La réussite majeure du recueil tient à la richesse de son écriture. Sapkowski conjugue un humour narquois à une sensibilité poétique d’une grande finesse. Sa prose, à la fois dense et vive, marie le trivial et l’érudit, le grotesque et le sublime dans une tension constante. La traduction française, selon l’édition consultée, réussit pour sa part à restituer cette musicalité changeante : une langue à la fois archaïsante et moderne, nourrie de réminiscences bibliques, de proverbes paysans et d’élans lyriques. Sapkowski manie la rupture de ton avec une virtuosité qui rappelle Cervantès ou Rabelais : derrière chaque éclat de rire affleure une amertume, derrière chaque geste héroïque une dérision lucide.


Le rapport au sacré, omniprésent, confère au texte une dimension métaphysique. Le monde du sorceleur est un univers désacralisé où les dieux se sont tus et où la magie, jadis divine, s’est réduite à une technique. Et pourtant, partout, perce une nostalgie du sens, une quête d’un absolu disparu. Geralt, malgré son cynisme, agit comme un dernier témoin d’un ordre moral en voie d’extinction. En cela, il est à la fois héritier des chevaliers médiévaux et figure pré-nietzschéenne : un homme sans transcendance mais fidèle à l’idée du bien, fût-elle illusoire.

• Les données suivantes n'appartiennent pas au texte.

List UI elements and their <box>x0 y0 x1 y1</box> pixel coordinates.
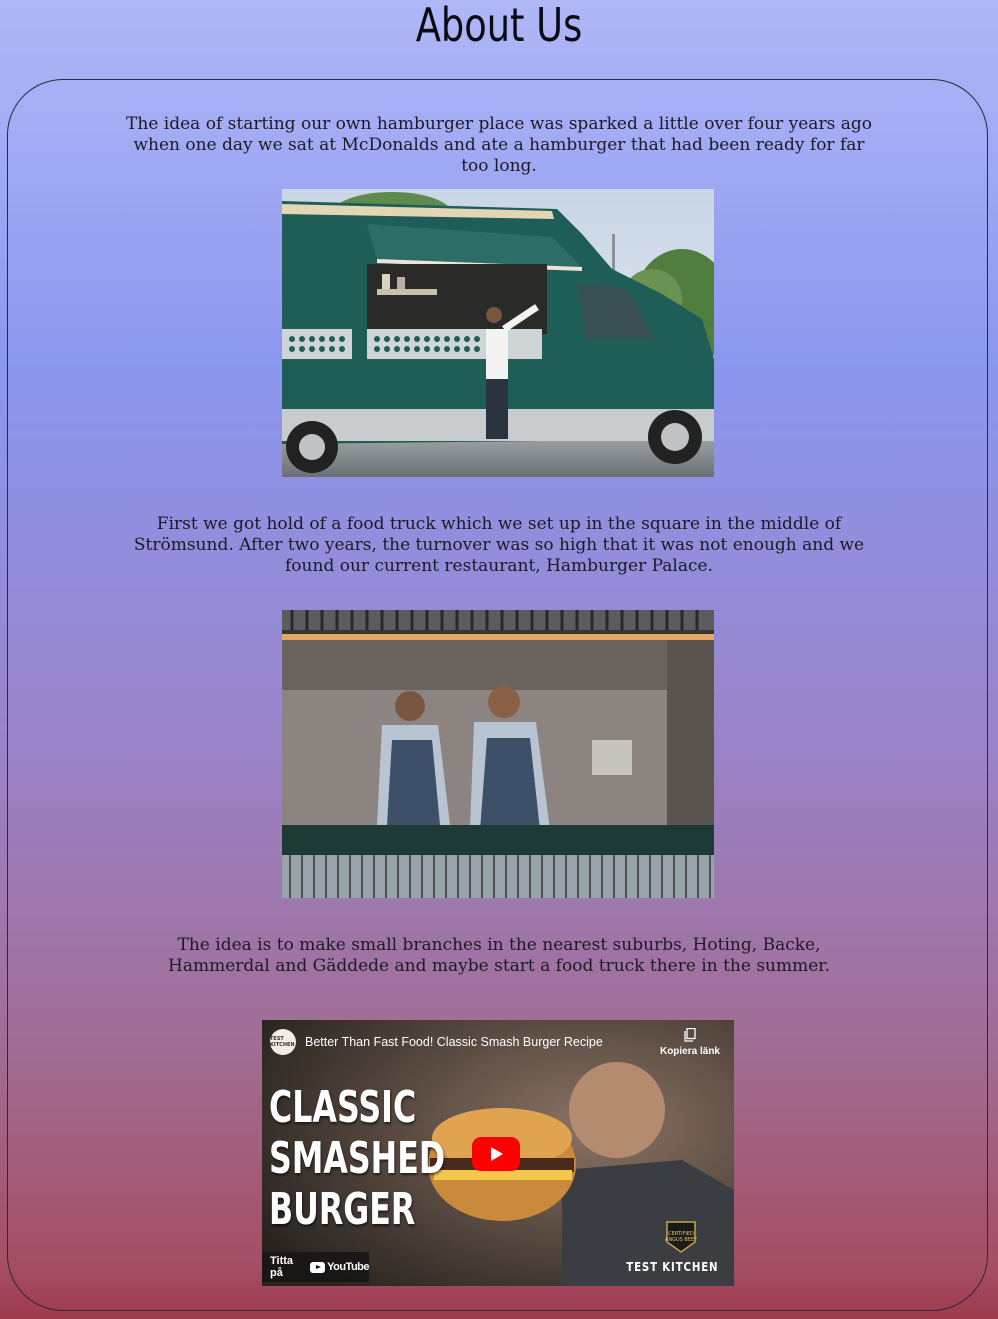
play-button[interactable] <box>472 1137 520 1171</box>
history-paragraph: First we got hold of a food truck which … <box>133 514 865 576</box>
copy-link-button[interactable]: Kopiera länk <box>660 1028 720 1057</box>
kitchen-chefs-photo <box>282 610 714 898</box>
youtube-icon <box>310 1261 326 1273</box>
video-title[interactable]: Better Than Fast Food! Classic Smash Bur… <box>305 1035 603 1049</box>
test-kitchen-brand: TEST KITCHEN <box>625 1260 718 1274</box>
youtube-wordmark: YouTube <box>327 1261 369 1273</box>
channel-avatar[interactable]: TEST KITCHEN <box>270 1029 296 1055</box>
svg-text:ANGUS BEEF: ANGUS BEEF <box>665 1237 697 1243</box>
play-icon <box>491 1147 503 1161</box>
food-truck-photo <box>282 189 714 477</box>
intro-paragraph: The idea of starting our own hamburger p… <box>126 114 872 176</box>
thumbnail-headline: CLASSIC SMASHED BURGER <box>269 1082 445 1235</box>
copy-link-label: Kopiera länk <box>659 1046 720 1057</box>
future-plans-paragraph: The idea is to make small branches in th… <box>168 935 830 976</box>
youtube-video-embed[interactable]: TEST KITCHEN Better Than Fast Food! Clas… <box>262 1020 734 1286</box>
copy-icon <box>684 1028 696 1042</box>
thumbnail-line: BURGER <box>269 1184 416 1235</box>
thumbnail-line: CLASSIC <box>269 1082 417 1133</box>
watch-on-label: Titta på <box>270 1255 294 1279</box>
page-title: About Us <box>415 0 583 52</box>
certified-angus-beef-badge: CERTIFIED ANGUS BEEF <box>665 1221 697 1253</box>
youtube-logo: YouTube <box>310 1261 369 1273</box>
watch-on-youtube-button[interactable]: Titta på YouTube <box>262 1252 369 1282</box>
thumbnail-line: SMASHED <box>269 1133 446 1184</box>
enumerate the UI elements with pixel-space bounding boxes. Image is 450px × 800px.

Sur le plan symbolique, Le Dernier Vœu s’impose comme une méditation sur la parole et le lien. Le vœu n’est pas seulement promesse ou contrainte magique ; il est acte de langage créateur, performatif. En prononçant son dernier souhait, vœu qui lie son destin à celui de Yennefer, Geralt scelle le passage du mythe à la légende, du héros solitaire à l’homme engagé dans une relation qui dépasse la volonté. Cette scène d’une puissance rare condense tout l’esprit du livre : la magie véritable n’est pas dans le sortilège mais dans le mot, dans l’engagement du sujet à travers la parole.

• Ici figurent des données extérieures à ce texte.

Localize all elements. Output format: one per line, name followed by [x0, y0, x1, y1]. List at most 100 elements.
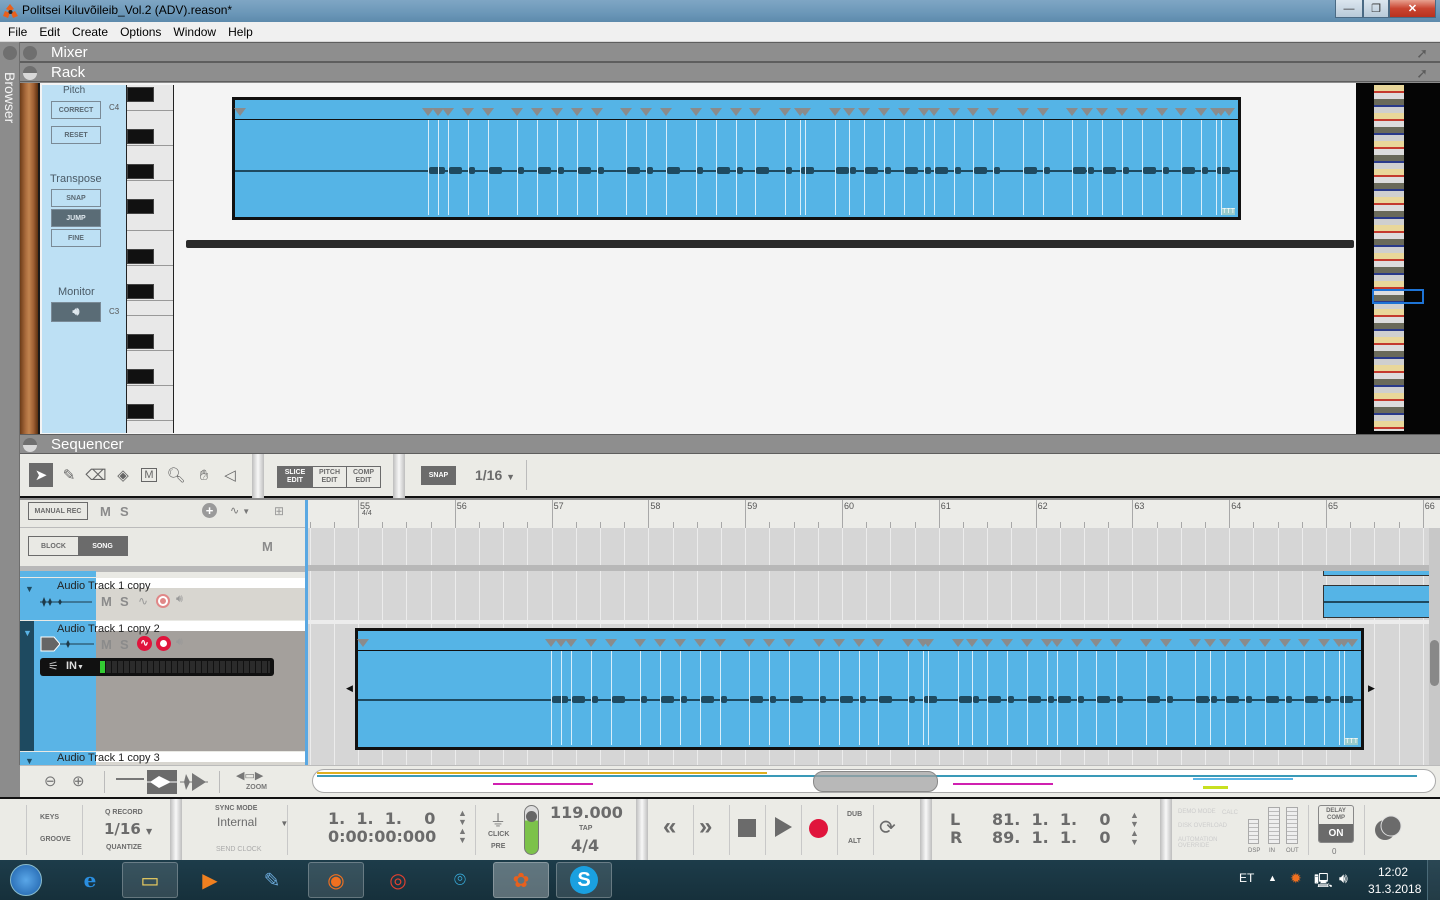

Ce que Sapkowski accomplit avec Le Dernier Vœu dépasse la simple réussite narrative. Il y instaure une nouvelle éthique du récit de fantasy. Loin des batailles titanesques et des prophéties manichéennes, il propose une fantasy morale, ironique, profondément européenne, où l’ambiguïté devient la norme et la sagesse se niche dans la lucidité. Ses personnages ne sont pas des symboles figés mais des consciences en devenir, traversées de doutes et de contradictions.


Enfin, il faut souligner la portée culturelle de l’œuvre. Par son ancrage dans la tradition slave et par son refus des modèles anglo-américains, Sapkowski redonne à la fantasy une saveur régionale, presque ethnographique. Ses récits évoquent la rugosité des ballades polonaises, la sagesse populaire, la méfiance paysanne envers le pouvoir et la religion. Dans ce monde où la corruption politique rivalise avec la superstition, la figure du sorceleur prend une valeur universelle : celle de l’homme juste dans un univers injuste, du sceptique intègre au milieu des croyants fanatiques.


Le Dernier Vœu est donc bien plus qu’une introduction à la saga du Sorceleur. C’est un manifeste littéraire, une œuvre de transition entre le conte et le roman, entre le mythe et le réalisme, entre l’héroïsme et le désenchantement. À travers Geralt, Sapkowski réinvente la figure du héros non comme porteur d’espérance mais comme gardien du doute. Son monde est celui d’un crépuscule, mais un crépuscule habité, vibrant, traversé par la lumière fragile de l’ironie et du désir.



Points forts

  • Une réécriture magistrale des mythes fondateurs du conte européen
  • Une écriture ironique et poétique, alliant trivialité et profondeur
  • Un héros d’une complexité morale rare, entre lucidité et compassion
  • Un univers profondément ancré dans la culture slave, crédible et vivant
  • Une réflexion métaphysique sur la parole, la foi et la condition humaine

Conclusion

Avec Le Dernier Vœu, Andrzej Sapkowski ne se contente pas de créer un univers : il redonne à la fantasy sa vocation première, celle de penser le monde à travers la fiction. Là où tant d’auteurs se perdent dans la démesure et la surenchère, lui choisit la mesure, l’ironie et la conscience. De cette tension naît une œuvre rare, à la fois érudite et populaire, tragique et drôle, violente et tendre. Le premier vœu du lecteur, une fois refermé le livre, sera d’y revenir, car peu de récits dans la fantasy contemporaine parviennent à dire avec une telle justesse la fragilité de l’humain au cœur du mythe.